Auch im privaten Bereich haben nicht alle Investitionen die gleiche Wirkung. Eine neue Kfz-Fabrik hätte sogar eine negative Wirkung, weil sie gesamthaft zu einer geringeren Kapazitätsauslastung der Kfz-Fabriken führt. Es gab schon viele Investitionen, die nur bestehende lokale Fabriken verdrängt haben, ohne zusätzliche Produktion zu schaffen. Hingegen tragen Investitionen in Kraftwerken und Stromverteilungsnetzen stark zur BIP-Zunahme bei, und verhindert bevorstehende Engpässe, die das BIP-Wachstum bremsen. Der Zusammenhang zwischen Investitionen und Wachstum ist viel komplexer, als er von Präsident Fernández und Minister Guzmán dargestellt wird. Und besonders jetzt, wo finanzielle Mittel knapp sind und längere Zeit knapp bleiben werden, muss effizient investiert werden.

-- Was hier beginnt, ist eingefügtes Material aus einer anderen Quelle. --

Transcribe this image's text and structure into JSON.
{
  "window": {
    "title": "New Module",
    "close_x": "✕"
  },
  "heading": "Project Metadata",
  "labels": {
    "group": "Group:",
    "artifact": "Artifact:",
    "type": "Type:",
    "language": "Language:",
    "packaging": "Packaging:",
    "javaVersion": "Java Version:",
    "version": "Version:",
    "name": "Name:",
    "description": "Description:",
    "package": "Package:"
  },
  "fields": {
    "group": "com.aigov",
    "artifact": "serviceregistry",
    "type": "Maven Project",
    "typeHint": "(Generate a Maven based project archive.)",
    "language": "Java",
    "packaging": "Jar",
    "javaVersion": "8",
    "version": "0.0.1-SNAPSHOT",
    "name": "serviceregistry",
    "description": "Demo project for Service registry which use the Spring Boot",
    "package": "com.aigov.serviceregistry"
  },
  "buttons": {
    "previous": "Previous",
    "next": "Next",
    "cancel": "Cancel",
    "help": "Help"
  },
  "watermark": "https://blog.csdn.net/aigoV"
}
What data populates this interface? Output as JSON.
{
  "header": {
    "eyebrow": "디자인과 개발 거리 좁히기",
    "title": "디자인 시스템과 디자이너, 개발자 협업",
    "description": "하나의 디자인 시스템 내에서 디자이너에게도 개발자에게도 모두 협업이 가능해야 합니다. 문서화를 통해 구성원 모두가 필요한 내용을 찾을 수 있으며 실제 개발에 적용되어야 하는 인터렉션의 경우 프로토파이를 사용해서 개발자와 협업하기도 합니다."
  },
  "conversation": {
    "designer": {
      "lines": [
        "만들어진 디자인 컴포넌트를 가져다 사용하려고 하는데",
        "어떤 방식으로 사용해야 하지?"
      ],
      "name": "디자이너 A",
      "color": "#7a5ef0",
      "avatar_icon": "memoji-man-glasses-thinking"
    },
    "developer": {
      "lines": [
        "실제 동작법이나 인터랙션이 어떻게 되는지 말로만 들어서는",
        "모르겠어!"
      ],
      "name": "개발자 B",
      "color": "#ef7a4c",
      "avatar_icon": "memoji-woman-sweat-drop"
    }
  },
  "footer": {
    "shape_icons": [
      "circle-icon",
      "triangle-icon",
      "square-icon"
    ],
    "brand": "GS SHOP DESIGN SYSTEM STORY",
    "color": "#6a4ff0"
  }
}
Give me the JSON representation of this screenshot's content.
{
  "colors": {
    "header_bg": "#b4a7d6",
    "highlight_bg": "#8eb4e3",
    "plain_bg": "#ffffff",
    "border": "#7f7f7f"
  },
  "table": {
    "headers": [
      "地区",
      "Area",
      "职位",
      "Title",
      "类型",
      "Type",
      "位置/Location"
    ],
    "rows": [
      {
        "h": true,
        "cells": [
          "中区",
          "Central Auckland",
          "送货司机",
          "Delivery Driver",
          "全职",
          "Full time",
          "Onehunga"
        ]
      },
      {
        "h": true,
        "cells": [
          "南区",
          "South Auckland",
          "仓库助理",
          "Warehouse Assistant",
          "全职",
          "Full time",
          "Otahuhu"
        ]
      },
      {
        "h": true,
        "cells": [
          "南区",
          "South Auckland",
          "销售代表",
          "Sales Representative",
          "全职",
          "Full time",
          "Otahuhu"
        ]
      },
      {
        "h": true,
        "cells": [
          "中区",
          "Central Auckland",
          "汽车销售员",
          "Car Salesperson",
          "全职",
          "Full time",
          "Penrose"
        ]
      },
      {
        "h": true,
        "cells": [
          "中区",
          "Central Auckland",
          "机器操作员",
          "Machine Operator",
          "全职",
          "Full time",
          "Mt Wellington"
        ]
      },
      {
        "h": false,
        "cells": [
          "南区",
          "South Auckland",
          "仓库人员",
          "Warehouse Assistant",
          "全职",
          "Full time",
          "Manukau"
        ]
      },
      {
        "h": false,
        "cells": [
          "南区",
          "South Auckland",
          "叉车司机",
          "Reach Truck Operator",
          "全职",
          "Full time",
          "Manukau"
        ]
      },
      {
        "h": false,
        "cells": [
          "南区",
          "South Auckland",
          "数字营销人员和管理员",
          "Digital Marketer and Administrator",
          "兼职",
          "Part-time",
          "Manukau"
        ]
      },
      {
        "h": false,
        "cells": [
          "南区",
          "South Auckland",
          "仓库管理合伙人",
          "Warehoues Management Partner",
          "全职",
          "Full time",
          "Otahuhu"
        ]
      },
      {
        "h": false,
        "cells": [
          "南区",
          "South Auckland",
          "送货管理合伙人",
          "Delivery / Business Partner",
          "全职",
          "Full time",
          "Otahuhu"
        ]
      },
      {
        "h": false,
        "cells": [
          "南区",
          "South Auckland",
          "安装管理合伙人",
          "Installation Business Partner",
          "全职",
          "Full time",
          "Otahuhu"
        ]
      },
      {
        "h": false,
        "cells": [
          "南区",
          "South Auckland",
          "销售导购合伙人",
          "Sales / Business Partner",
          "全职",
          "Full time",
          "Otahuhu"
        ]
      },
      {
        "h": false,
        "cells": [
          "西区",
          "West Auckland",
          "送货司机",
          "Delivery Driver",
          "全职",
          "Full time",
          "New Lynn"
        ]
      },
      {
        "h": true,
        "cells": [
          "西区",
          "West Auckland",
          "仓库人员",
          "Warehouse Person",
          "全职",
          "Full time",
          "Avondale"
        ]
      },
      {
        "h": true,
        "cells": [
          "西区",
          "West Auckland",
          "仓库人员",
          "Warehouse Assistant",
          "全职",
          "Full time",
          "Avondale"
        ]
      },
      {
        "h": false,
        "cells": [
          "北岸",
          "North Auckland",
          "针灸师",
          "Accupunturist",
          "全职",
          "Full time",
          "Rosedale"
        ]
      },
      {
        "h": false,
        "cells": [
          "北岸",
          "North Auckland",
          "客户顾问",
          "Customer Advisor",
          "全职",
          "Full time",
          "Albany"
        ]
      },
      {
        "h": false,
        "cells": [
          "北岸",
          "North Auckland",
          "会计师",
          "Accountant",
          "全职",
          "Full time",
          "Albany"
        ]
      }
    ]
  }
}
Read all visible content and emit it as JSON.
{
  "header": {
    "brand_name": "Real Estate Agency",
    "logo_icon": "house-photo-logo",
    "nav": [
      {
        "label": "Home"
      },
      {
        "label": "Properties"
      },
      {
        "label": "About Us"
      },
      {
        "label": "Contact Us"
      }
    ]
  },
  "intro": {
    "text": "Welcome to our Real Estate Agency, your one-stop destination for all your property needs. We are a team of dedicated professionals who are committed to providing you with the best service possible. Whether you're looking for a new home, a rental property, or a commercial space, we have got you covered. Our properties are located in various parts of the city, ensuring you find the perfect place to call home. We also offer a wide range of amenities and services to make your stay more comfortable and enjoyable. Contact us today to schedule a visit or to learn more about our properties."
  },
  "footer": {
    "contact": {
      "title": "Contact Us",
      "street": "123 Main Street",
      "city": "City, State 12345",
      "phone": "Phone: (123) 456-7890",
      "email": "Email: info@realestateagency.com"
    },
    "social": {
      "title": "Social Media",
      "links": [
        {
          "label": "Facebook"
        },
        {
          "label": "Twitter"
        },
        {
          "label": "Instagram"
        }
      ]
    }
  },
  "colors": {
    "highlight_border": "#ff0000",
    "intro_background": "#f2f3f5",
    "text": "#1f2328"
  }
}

Die Landwirtschaft ist ein gutes Beispiel für die Erklärung der Ursachen des Wachstums. Die Gesamternte von Getreide und Ölsaat hat sich in ca. 30 Jahren etwa verdreifacht. Das ist zum Teil auf Einsatz von Maschinen zurückzuführen, die viel effizienter geworden sind (und mit weniger Einsatz von Arbeitskraft und Brennstoff tätig sind), sowie auf eine höhere gesäte Fläche. Aber der phänomenale Erfolg beruht grundsätzlich auf immateriellen Faktoren: direkte Aussaat, Bodenanalysen und gezielte Düngung, genetisch verbessertes Saatgut, bessere Unkrautvertilgung, bessere Pflege der Pflanzen und auch eine rationelle Wahl der Art des Getreides und der Ölsaat, die gesät werden. In vielen Bereichen der Industrie war die Entwicklung ähnlich, wie auch in der Energiewirtschaft u.a. Bereichen der Wirtschaft. Der Fortschritt wäre bestimmt viel größer gewesen, wenn der Staat nicht störend gewirkt hätte. Und dies ist jetzt besonders krass der Fall, so dass sich die Regierung zunächst überlegen sollte, was sie tun kann, um die Landwirtschaft nicht zu behindern. Denn die Landwirtschaft trägt, mit den Industrieprodukten, die mit landwirtschaftlichen Rohstoffen erzeugt werden, zu 70% des Gesamtexportes bei, und ist der einzige Bereich, der unmittelbar noch viel mehr zum Export beitragen kann. Ohne Zunahme der Exporte geht die Rechnung bei der Zahlungsbilanz in den nächsten Jahren nicht auf.